Tessil / hat-trie

C++ implementation of a fast and memory efficient HAT-trie
MIT License
795 stars 114 forks source link

How to serialize/deserialize a map? #18

Closed theconnectionist closed 5 years ago

theconnectionist commented 5 years ago

Thanks for the excellent implementation. I'm thinking of using the hat-trie in my project where I need to serialize the built map and later deserialize it. I'm working with tens of millions of strings, so would prefer to deserialize from disk than rebuild the map each time from raw data. What's a good way to serialize/deserialize to/from disk?

Tessil commented 5 years ago

Hello,

Currently the only way to do it is to iterate over the hat-trie and to serialize each string one at the time. On deserialization, each string is read back and inserted through insert.

Using the internals of the structure it's possible to do it more efficiently and I wanted to add efficient serialze/deserialize functions since some time already.

I'll see if I can find some time to work on it in the next few weeks.
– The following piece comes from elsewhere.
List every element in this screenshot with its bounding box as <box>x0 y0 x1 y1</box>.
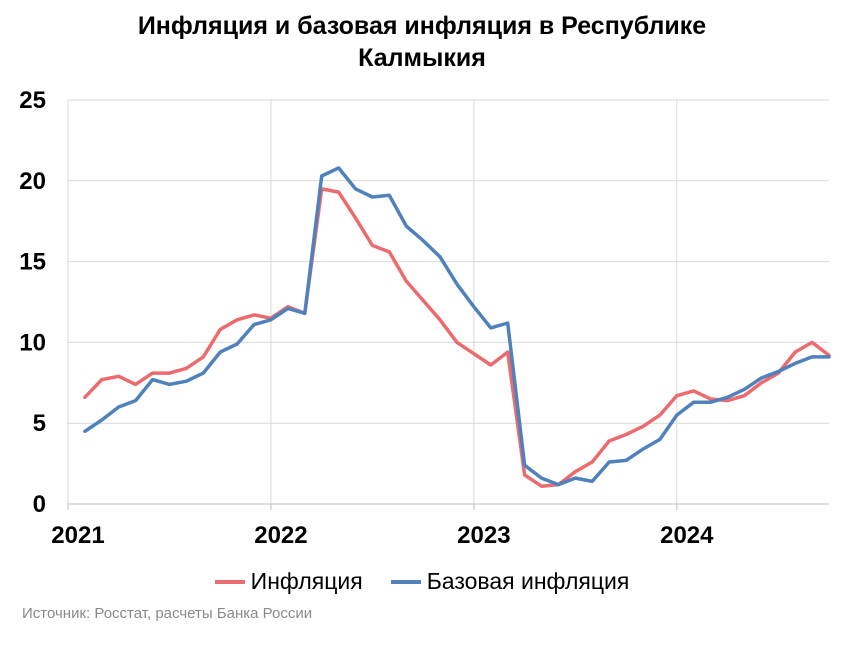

theconnectionist commented 5 years ago

Thanks Tessil. I'm using that technique at the moment. When you implement your serialization, recommend using memory mapping.

Tessil commented 5 years ago

Hi @theconnectionist

If you are interested I made a serialization branch that I'll probably merge in a couple of days. I still need to test it a bit more, but it can already give you an overview of the API and of the performances.

theconnectionist commented 5 years ago

Thank you @Tessil. Much appreciated. I'll give it a try.